In addition to funding and coordinating research into rejuvenation biotechnology, the SENS Foundation runs an Academic Initiative program that aims to pull more people into the field at an early stage in their life science careers. We must all bear in mind that turning the vision of ways to repair the biological damage of aging into the reality of suitable therapies will be the work of several decades in the best of circumstances. We have a very clear vision of the path ahead and what needs to be done in detail to repair an old human or prevent a young human from becoming old - but it will still require decades to achieve the end goal. The fastest plausible path to this future starts with a crash program that burns $1 billion in ten years to achieve rejuvenation in mice, but the research community is far from being able to deploy even a fraction of that level of resources and determination. Work proceeds slowly and there is a lot of work to do.

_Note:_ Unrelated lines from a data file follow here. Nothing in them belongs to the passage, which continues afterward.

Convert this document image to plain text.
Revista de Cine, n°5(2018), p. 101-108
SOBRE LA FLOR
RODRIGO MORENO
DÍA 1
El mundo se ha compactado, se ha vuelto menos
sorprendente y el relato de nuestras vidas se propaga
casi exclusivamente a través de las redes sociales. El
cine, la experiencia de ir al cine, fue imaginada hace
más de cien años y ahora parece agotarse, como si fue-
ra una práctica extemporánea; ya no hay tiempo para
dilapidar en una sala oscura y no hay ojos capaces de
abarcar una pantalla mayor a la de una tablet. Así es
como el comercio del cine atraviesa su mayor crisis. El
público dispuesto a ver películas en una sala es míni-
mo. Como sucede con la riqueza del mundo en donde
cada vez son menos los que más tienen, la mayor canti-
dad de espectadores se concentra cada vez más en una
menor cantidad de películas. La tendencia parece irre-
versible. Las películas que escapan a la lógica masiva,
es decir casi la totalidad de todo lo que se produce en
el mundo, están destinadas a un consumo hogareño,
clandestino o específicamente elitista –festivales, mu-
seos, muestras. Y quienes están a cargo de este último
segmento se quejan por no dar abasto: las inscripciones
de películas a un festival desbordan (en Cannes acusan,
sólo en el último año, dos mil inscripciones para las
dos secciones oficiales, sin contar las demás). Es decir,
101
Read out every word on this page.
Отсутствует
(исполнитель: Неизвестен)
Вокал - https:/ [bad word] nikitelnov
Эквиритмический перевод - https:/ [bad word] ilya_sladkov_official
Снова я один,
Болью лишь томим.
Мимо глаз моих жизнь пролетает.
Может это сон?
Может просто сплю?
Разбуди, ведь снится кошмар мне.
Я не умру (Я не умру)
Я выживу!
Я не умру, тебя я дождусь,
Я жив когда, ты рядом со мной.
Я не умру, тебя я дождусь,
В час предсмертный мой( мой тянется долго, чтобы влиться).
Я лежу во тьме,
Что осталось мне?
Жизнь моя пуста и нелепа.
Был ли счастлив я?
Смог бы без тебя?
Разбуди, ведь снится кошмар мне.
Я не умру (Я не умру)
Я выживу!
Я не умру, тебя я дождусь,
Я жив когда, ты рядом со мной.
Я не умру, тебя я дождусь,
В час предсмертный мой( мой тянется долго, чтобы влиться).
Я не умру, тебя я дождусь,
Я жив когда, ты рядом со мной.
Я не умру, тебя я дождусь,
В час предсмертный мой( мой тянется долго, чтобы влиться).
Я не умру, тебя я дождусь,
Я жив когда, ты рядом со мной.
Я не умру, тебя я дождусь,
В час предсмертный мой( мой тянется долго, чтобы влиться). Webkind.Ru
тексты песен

Given that we are looking at 20 to 30 years passing between now and widespread first generation methods of limited age-reversal, it is important to put effort towards ensuring that there will be a growing, enthusiastic research community in the years ahead. Hence the Academic Initiative: building connections, guiding younger life scientists, and encouraging the best to work on the defeat of degenerative aging. In this vein, I see that the SENS Foundation is making a small number of grants for 2012 as a part of the Academic Initiative. Young and interested life scientists in the audience might want to take note:
The SENS Foundation Academic Initiative is pleased to announce that it will be awarding up to $30,000 in materials grants in 2012. These grants are available to undergraduate, graduate, and medical students, and may be used to cover the cost of laboratory materials for aging- and rejuvenation-related research projects. A typical grant will range from $500-$2000, but grants of up to $5000 may be awarded for group projects. These grants are meant to provide students with valuable experience in research and leadership, and to help set recipients on the course to a career in SENS-related research. As such, simple and straightforward "introductory-level" projects will receive full consideration.
The grant application can be found here. You can apply at any time. There may be a high level of competition, so students are encouraged to apply soon.
As the SENS Foundation grows in budget, so too will these long term payoff activities. The primary hurdles within the scientific community that stand in the way of progress towards enhanced human longevity and the reversal of aging are (a) lack of funding, and (b) lack of researchers who are interesting and enthused. Both of these points need fixing, and in both cases that's the long bootstrapped road of incremental progress.